Около полуночи они прибыли в маленький городок Дисфонтэн. Розен привезла путешественников в дом своих родственников. Отказаться от гостеприимства значило бы обидеть Розен, к тому же надо было дать отдохнуть до утра Треку — так звали пони — да и самим им не мешало подкрепить свои силы пищей и сном. Было уже темно, когда они постучали в двери дома. Им тотчас же открыли, и хозяева приняли их с обычным у буров серьезным радушием. Дома были только женщины: старуха бабушка, ее сноха, три дочери и служанка. После легкого ужина молодые девушки отвели Николь и Розен в предназначенную для них комнату. Жерара и Анри поместили на первом этаже. Трека поставили в конюшню.

На следующий день, чуть свет, пустились в дальнейший путь. Уезжая, Анри щедро расплатился со служанкой и поблагодарил хозяек.

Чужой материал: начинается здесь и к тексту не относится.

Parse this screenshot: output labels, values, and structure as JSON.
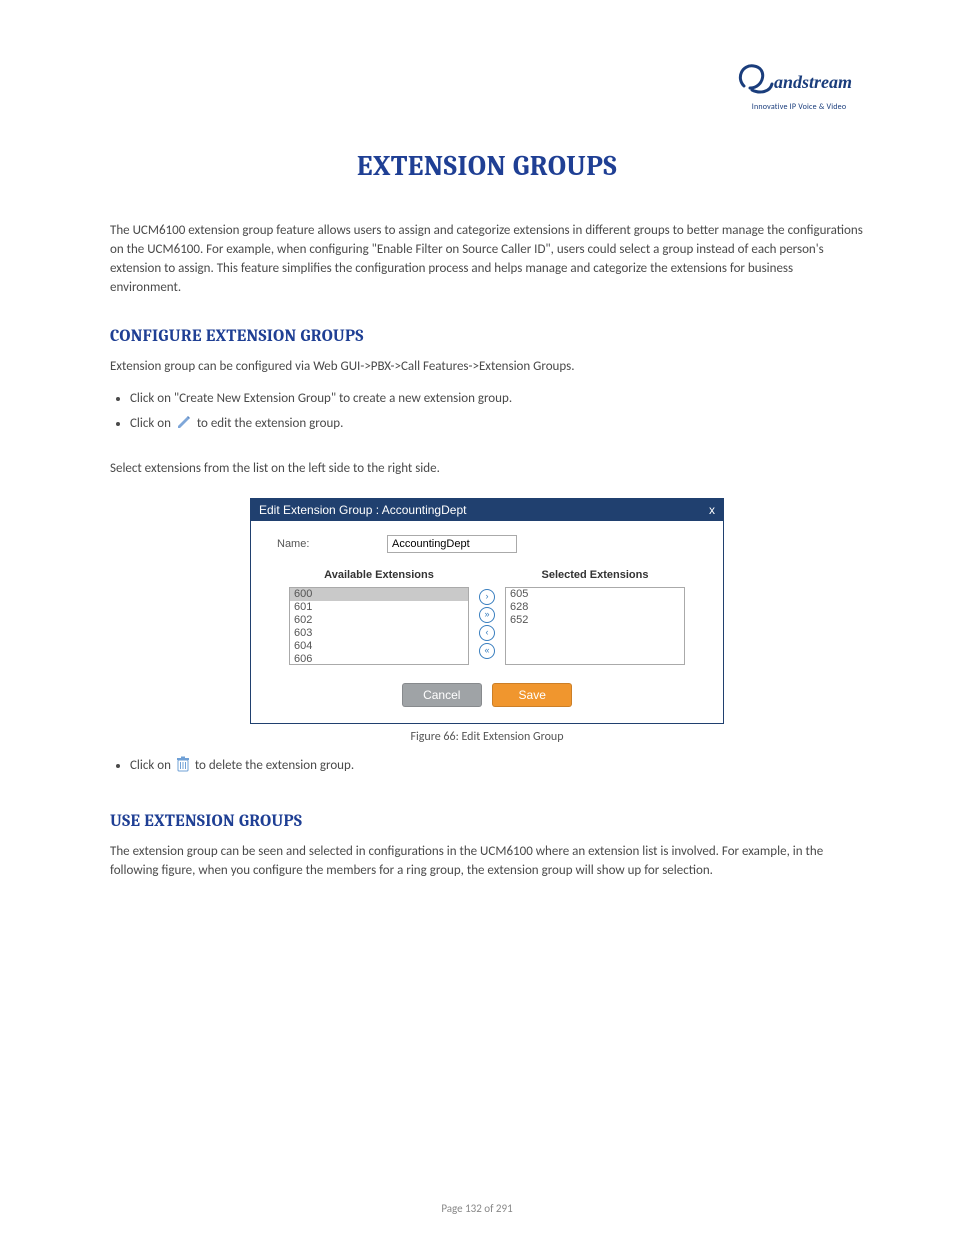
{
  "brand": {
    "name": "Grandstream",
    "tagline": "Innovative IP Voice & Video"
  },
  "title": "EXTENSION GROUPS",
  "intro_paragraphs": [
    "The UCM6100 extension group feature allows users to assign and categorize extensions in different groups to better manage the configurations on the UCM6100. For example, when configuring \"Enable Filter on Source Caller ID\", users could select a group instead of each person's extension to assign. This feature simplifies the configuration process and helps manage and categorize the extensions for business environment."
  ],
  "section_configure": {
    "heading": "CONFIGURE EXTENSION GROUPS",
    "lead": "Extension group can be configured via Web GUI->PBX->Call Features->Extension Groups.",
    "bullets": [
      "Click on \"Create New Extension Group\" to create a new extension group.",
      "Click on  to edit the extension group."
    ],
    "after_bullets": "Select extensions from the list on the left side to the right side.",
    "figure_caption": "Figure 66: Edit Extension Group",
    "delete_bullet": "Click on  to delete the extension group."
  },
  "dialog": {
    "title": "Edit Extension Group : AccountingDept",
    "name_label": "Name:",
    "name_value": "AccountingDept",
    "available_head": "Available Extensions",
    "selected_head": "Selected Extensions",
    "available": [
      "600",
      "601",
      "602",
      "603",
      "604",
      "606"
    ],
    "selected": [
      "605",
      "628",
      "652"
    ],
    "selected_highlight_index": 0,
    "buttons": {
      "cancel": "Cancel",
      "save": "Save"
    },
    "move_labels": {
      "add_one": "›",
      "add_all": "»",
      "remove_one": "‹",
      "remove_all": "«"
    }
  },
  "section_use": {
    "heading": "USE EXTENSION GROUPS",
    "paragraph": "The extension group can be seen and selected in configurations in the UCM6100 where an extension list is involved. For example, in the following figure, when you configure the members for a ring group, the extension group will show up for selection."
  },
  "page_number": "Page 132 of 291"
}
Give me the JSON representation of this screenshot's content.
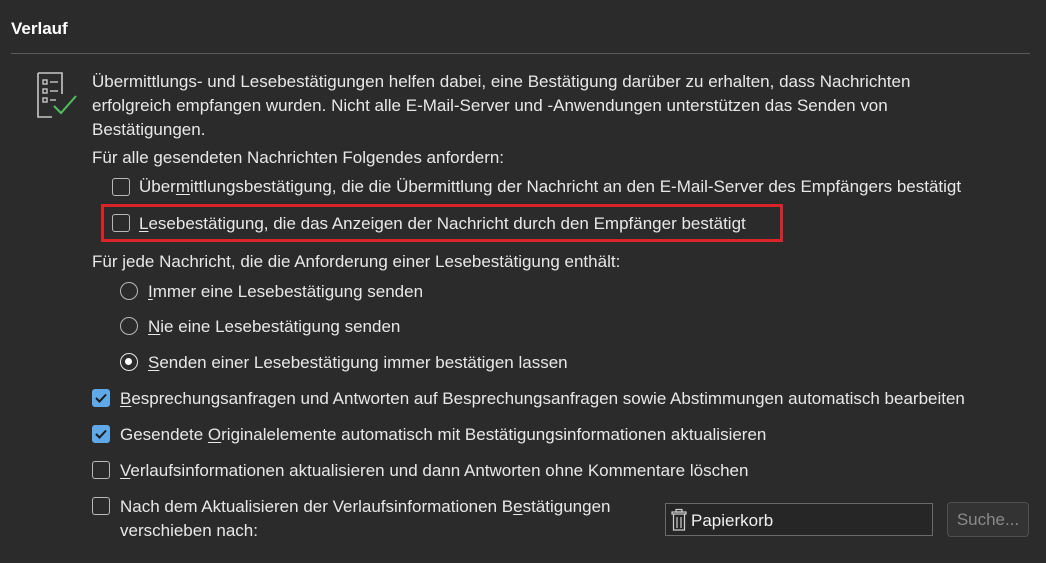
{
  "section": {
    "title": "Verlauf"
  },
  "intro": {
    "line1": "Übermittlungs- und Lesebestätigungen helfen dabei, eine Bestätigung darüber zu erhalten, dass Nachrichten",
    "line2": "erfolgreich empfangen wurden. Nicht alle E-Mail-Server und -Anwendungen unterstützen das Senden von",
    "line3": "Bestätigungen.",
    "icon": "checklist-icon"
  },
  "request": {
    "heading": "Für alle gesendeten Nachrichten Folgendes anfordern:",
    "delivery": {
      "pre": "Über",
      "key": "m",
      "post": "ittlungsbestätigung, die die Übermittlung der Nachricht an den E-Mail-Server des Empfängers bestätigt",
      "checked": false
    },
    "read": {
      "key": "L",
      "post": "esebestätigung, die das Anzeigen der Nachricht durch den Empfänger bestätigt",
      "checked": false
    }
  },
  "response": {
    "heading": "Für jede Nachricht, die die Anforderung einer Lesebestätigung enthält:",
    "always": {
      "key": "I",
      "post": "mmer eine Lesebestätigung senden",
      "selected": false
    },
    "never": {
      "key": "N",
      "post": "ie eine Lesebestätigung senden",
      "selected": false
    },
    "ask": {
      "key": "S",
      "post": "enden einer Lesebestätigung immer bestätigen lassen",
      "selected": true
    }
  },
  "options": {
    "meetings": {
      "key": "B",
      "post": "esprechungsanfragen und Antworten auf Besprechungsanfragen sowie Abstimmungen automatisch bearbeiten",
      "checked": true
    },
    "update_sent": {
      "pre": "Gesendete ",
      "key": "O",
      "post": "riginalelemente automatisch mit Bestätigungsinformationen aktualisieren",
      "checked": true
    },
    "delete_replies": {
      "key": "V",
      "post": "erlaufsinformationen aktualisieren und dann Antworten ohne Kommentare löschen",
      "checked": false
    },
    "move": {
      "line1_pre": "Nach dem Aktualisieren der Verlaufsinformationen B",
      "line1_key": "e",
      "line1_post": "stätigungen",
      "line2": "verschieben nach:",
      "checked": false,
      "folder_icon": "trash-icon",
      "folder_value": "Papierkorb",
      "browse_label": "Suche..."
    }
  },
  "colors": {
    "background": "#2b2b2b",
    "accent": "#60a9e8",
    "highlight": "#d9242c"
  }
}
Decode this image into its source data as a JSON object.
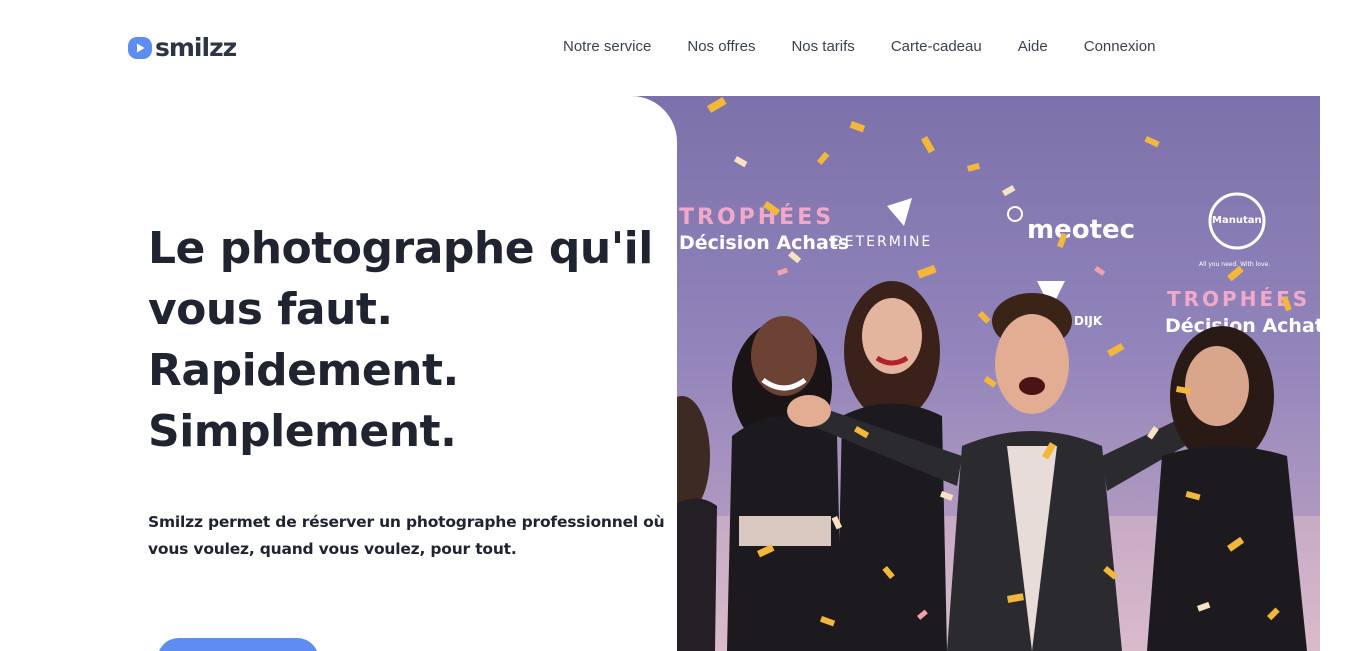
{
  "header": {
    "logo_text": "smilzz",
    "nav": [
      {
        "label": "Notre service"
      },
      {
        "label": "Nos offres"
      },
      {
        "label": "Nos tarifs"
      },
      {
        "label": "Carte-cadeau"
      },
      {
        "label": "Aide"
      },
      {
        "label": "Connexion"
      }
    ]
  },
  "hero": {
    "headline": [
      "Le photographe qu'il",
      "vous faut.",
      "Rapidement.",
      "Simplement."
    ],
    "subtitle": "Smilzz permet de réserver un photographe professionnel où vous voulez, quand vous voulez, pour tout.",
    "photo": {
      "logos": [
        "TROPHÉES",
        "Décision Achats",
        "DETERMINE",
        "meotec",
        "Manutan",
        "VAN DIJK"
      ],
      "logo_small": "All you need. With love."
    }
  },
  "colors": {
    "brand_blue": "#5e8df1",
    "text_dark": "#1f2430",
    "backdrop_purple": "#8d80b4"
  }
}
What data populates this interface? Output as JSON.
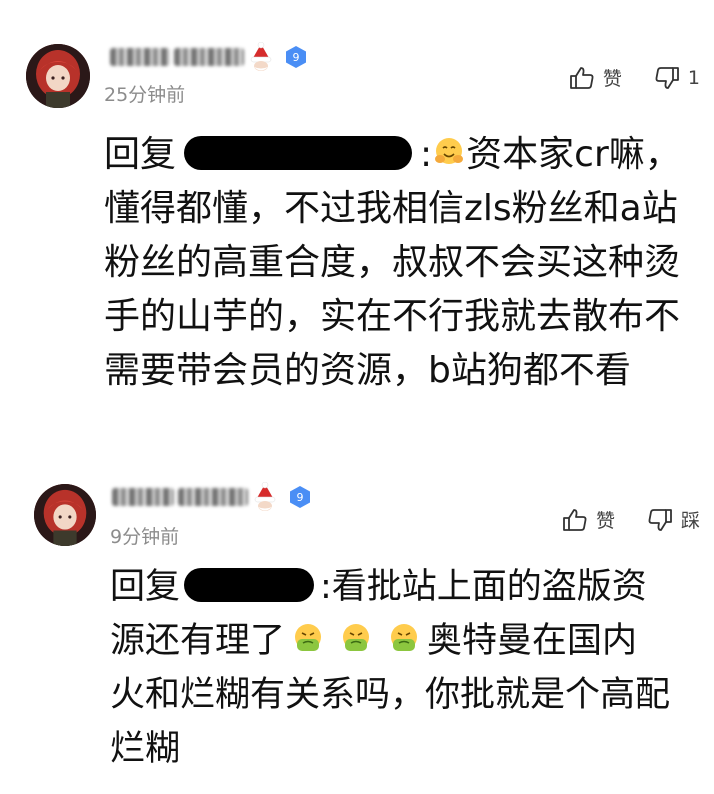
{
  "comments": [
    {
      "timestamp": "25分钟前",
      "like_label": "赞",
      "dislike_count": "1",
      "reply_prefix": "回复",
      "colon": ":",
      "text_line1_rest": "资本家cr",
      "text_rest": "嘛，懂得都懂，不过我相信zls粉丝和a站粉丝的高重合度，叔叔不会买这种烫手的山芋的，实在不行我就去散布不需要带会员的资源，b站狗都不看",
      "level": "9"
    },
    {
      "timestamp": "9分钟前",
      "like_label": "赞",
      "dislike_label": "踩",
      "reply_prefix": "回复",
      "text_line1_rest": ":看批站上面的盗版资",
      "text_line2_a": "源还有理了",
      "text_line2_b": "奥特曼在国内",
      "text_rest": "火和烂糊有关系吗，你批就是个高配烂糊",
      "level": "9"
    }
  ],
  "colors": {
    "badge_blue": "#4a8ef5",
    "timestamp_gray": "#8c8c8c",
    "text": "#111111",
    "avatar_red": "#c43b2e"
  },
  "icons": [
    "thumbs-up-icon",
    "thumbs-down-icon",
    "santa-hat-icon",
    "level-badge-icon",
    "hugging-face-emoji",
    "nauseated-face-emoji"
  ]
}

— Имя Николь Мовилен всегда открыло бы вам наши двери, но мы рады и лично вам! — отвечала бабушка. И это были не праздные слова, потому что гостеприимство буров вошло в пословицу.

В полдень они подъехали к жалкой лачуге, которая стояла на месте когда-то прекрасного дома Мовиленов. Вместо цветущей фермы, плодородных полей, многочисленного штата слуг, стоял ветхий домик с полуразобранной соломенной крышей и покосившимися стенами. Когда хлопнула дверь, бледная, с ввалившимися от слез глазами, женщина, в которой трудно было признать счастливую некогда, чтимую мать и жену, окруженную многочисленной семьей матрону, испуганно вскочила: казалось, она только и ждала от жизни новых ударов.

При виде Николь у нее вырвался раздирающий душу крик… Обе женщины упали друг другу в объятия и зарыдали. Николь первая тихонько высвободилась и взглянула на мать.

— Мама, а где же малютка? — дрожа, прошептала она.

— Умер, дочь моя, он тоже умер! Я похоронила его третьего дня. Ах, жаль, что тебя не было здесь раньше!

Николь заплакала. Томясь в плену, в одиночестве, она так часто мечтала об этом ребенке, который избежал общей участи. Она мечтала воспитать его в любви к родине, сделать его достойным его погибших братьев! Увы! Он тоже угас. Еще одна невинная жертва печального конфликта. Эта девушка, не уступавшая в мужестве самым храбрым мужчинам, не выдержала и, припав к груди матери, плакала как дитя.

Плакали также Анри, Жерар и Розен. Тяжело было видеть горе этих двух женщин.

Мало-помалу друзьям удалось успокоить, уговорить их, осушить их слезы. Николь в коротких словах передала матери, как спасли ее друзья. Мать горячо благодарила молодых людей. Между тем Розен собралась уезжать — она спешила домой.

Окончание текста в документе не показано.